To Wiki or not to Wiki

Wikipedia is one of the poster children of the New Web. I use it every day. It's a constructive cure for boredom. However, I'm convinced it's an exception. Wikis manage knowledge in the same way that my desk manages paper. I can throw whatever I want on it and given enough time I can usually find something specific if I set out to search for it. Occasionally, I'll find something I didn't know was there. Sometimes, I can't find what I thought was there. If I find there's something I keep having to look for, I'll set it somewhere prominent. That works for a while, until the real estate of that prominent place becomes needed to make way for more crap. Eventually, there's just physically no way to fit anything else on my desk, so I spend a few hours going through everything and throwing out about 99% of what I, at one time, deemed "important." Repeat the process.Is there another way? A better way that doesn't require a constant maintenance effort on my part? I don't know. I haven't found it after 30 years.

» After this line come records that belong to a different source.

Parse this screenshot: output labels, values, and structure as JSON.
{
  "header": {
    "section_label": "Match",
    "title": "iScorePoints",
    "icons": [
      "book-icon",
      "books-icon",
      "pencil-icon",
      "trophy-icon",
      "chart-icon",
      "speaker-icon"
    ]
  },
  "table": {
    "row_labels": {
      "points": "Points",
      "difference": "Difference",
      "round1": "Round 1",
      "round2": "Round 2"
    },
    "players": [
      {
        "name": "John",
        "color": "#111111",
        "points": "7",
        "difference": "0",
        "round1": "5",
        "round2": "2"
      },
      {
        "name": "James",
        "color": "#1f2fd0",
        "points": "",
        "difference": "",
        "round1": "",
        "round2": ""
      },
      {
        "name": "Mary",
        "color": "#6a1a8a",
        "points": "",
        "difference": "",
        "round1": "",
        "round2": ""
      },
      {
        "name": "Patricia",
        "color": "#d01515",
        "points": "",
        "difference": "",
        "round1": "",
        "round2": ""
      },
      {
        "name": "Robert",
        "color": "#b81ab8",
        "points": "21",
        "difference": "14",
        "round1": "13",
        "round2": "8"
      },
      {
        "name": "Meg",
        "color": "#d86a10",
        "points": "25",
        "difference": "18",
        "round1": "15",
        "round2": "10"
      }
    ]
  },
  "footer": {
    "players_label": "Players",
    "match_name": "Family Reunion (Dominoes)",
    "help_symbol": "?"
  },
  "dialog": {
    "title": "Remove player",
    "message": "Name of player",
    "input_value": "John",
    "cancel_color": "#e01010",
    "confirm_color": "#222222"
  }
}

Knowledge Management in a Nutshell

  • Do you want a space where lots of people can easily put random crap on the web? Apache and SSH.
  • Do you want a space where lots of people can easily edit other people's random crap? Wiki.
  • Do you want a space where lots of people can easily edit other people's useful crap and be able to find it again? Hire someone to manage your content for you.

The bottom line is that systems don't manage content, people do.

One More Than Hrair

As an opening salvo in my bid to recreate the categorization being used in the KB, I recently finished up a content inventory of our current documentation. I've got a decent idea conceptually of where I want to go, but I'm sort of flying by the seat of my pants as far as the specific steps involved in getting there. I'm sure my methods fly in the face of certain best practices (of which I am unaware) but, as they say for hooked on phonics, it worked for me.

I started out with a snapshot of the KB in the form of a Lucene index. According to Lucene there were 1948 documents. This number exceeds my hrair limit, so I needed some way of breaking it up into logical chunks. Since every document has exactly one owner, and since people generally tend to write about the same things, I figured document owner was as good a way as any to slice things up.

Just dividing documents up by owner doesn't constitute a content inventory, though. I still needed to go through each document by hand and drop it into a meaningful box that could be counted later. This process involved three different steps, each using a tool that required very little to no effort on my part to adapt it to my use.

Step 1

Open up the index using Luke. Luke is a really fantastic tool for interactively working with the document set. By first breaking things up by owner, I could refine the query to shuffle documents around to where I needed them. Essentially, it allowed me to say, I want these 30 documents in this pile, these 6 in this pile and these 15 over here on this pile.

Step 2

I don't really want to print 1948 documents. I don't think my coworkers want me to print 1948 documents either. So I didn't want to actually put documents into piles, I just wanted to do that virtually. I could use a spreadsheet, or a word doc or just a text file for that matter, but why use the old method when there's new h0tness at my fingertips? I went with teh new h0tness. I'm speaking of RDF, of course. A quick and dirty python script using PyLucene took my refined Lucene queries and transformed the results into RDF, to which I added some triples about the content of each document. In other words, I just added a single skos:subject to each document. My goal was to make an initial pass at breaking the KB up into manageable content areas. I have roughly 40 subjects, each with somewhere around 40 documents.

Step 3

This step wasn't strictly necessary. I just used it for my own sanity. I loaded the RDF I generated into Piggybank and tagged everything with a "KB" tag so I could easily access the document set and chart my progress. Doing this really gave me some cool ideas about how to integrate the KB with other info management efforts across campus, which I'll hopefully be able to revisit at a latter date.